2023-07-08 03:10:03  News

Cellular lightweight concrete, which also known as CLC, is a pre-formed foam method utilizing fly ash to replace cement. The foam entraps air in the aggregate, making the material light and stiff but strong enough for high load bearing applications. This paper presents the effects of replacing the portland cement by various levels of fly ash in a typical cellular lightweight concrete mix and compares its compressive strength at curing age 3, 14, 28 and 60 days to conventional portland cement. The results of this study indicate that replacing the cement by 10 and 20 percent by weight of the binder significantly improves the compressive strength of cellular lightweight concrete without affecting its water absorption or porosity.

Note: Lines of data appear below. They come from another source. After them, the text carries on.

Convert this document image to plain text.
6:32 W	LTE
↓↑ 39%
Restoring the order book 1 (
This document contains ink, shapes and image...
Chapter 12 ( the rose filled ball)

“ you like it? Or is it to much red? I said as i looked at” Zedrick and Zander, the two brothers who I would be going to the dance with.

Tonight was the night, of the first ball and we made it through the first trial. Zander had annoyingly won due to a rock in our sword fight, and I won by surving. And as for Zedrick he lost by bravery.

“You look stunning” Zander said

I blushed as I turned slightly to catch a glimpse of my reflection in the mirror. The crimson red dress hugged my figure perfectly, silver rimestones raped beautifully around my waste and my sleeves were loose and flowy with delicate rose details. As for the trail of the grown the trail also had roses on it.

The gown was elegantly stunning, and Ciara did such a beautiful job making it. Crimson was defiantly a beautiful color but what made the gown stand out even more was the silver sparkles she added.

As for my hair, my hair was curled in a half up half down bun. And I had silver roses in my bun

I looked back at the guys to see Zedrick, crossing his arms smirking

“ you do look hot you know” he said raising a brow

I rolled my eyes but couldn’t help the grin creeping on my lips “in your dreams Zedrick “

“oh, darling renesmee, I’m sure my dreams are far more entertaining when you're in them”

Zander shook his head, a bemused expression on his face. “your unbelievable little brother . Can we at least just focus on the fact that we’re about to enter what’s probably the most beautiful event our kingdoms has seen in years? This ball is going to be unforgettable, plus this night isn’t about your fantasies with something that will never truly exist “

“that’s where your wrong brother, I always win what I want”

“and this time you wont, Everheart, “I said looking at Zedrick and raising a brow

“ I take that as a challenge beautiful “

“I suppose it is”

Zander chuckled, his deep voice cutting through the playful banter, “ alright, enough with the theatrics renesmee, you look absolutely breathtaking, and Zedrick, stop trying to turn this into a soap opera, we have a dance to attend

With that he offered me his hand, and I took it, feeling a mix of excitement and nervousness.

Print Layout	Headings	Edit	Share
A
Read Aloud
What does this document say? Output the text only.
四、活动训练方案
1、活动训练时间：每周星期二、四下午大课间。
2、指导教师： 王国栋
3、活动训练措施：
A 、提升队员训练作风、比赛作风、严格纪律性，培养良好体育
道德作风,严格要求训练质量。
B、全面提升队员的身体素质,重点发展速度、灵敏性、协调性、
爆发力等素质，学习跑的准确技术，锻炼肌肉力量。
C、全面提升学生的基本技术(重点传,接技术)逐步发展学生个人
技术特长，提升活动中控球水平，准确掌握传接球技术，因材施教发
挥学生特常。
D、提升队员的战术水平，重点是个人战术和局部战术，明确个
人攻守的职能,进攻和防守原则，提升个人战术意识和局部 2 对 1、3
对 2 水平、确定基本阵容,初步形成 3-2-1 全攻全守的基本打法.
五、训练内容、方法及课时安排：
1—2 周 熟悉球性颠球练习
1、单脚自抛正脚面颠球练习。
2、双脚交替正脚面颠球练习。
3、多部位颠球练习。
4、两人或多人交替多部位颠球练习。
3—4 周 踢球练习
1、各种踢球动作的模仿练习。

The stability of the foamed concrete is dependent on the ability to retain the air bubbles during production, construction and in service. This can be achieved by maintaining a low Water-cement ratio during the forming process. The foam can then be mixed and pumped with the help of specialised foam generating, mixing and pumping equipment.

The optimum proportion of foaming agent is 0.6 to 0.8% by weight of the cement. Foam agents containing more than this amount are unstable and collapse easily. This is due to the reactions of the foaming agent with other products in the mix which can cause segregation and increase drying shrinkage. Furthermore, mixing the foam for longer than required destroys the bubbles. This affects the quality of the finished product.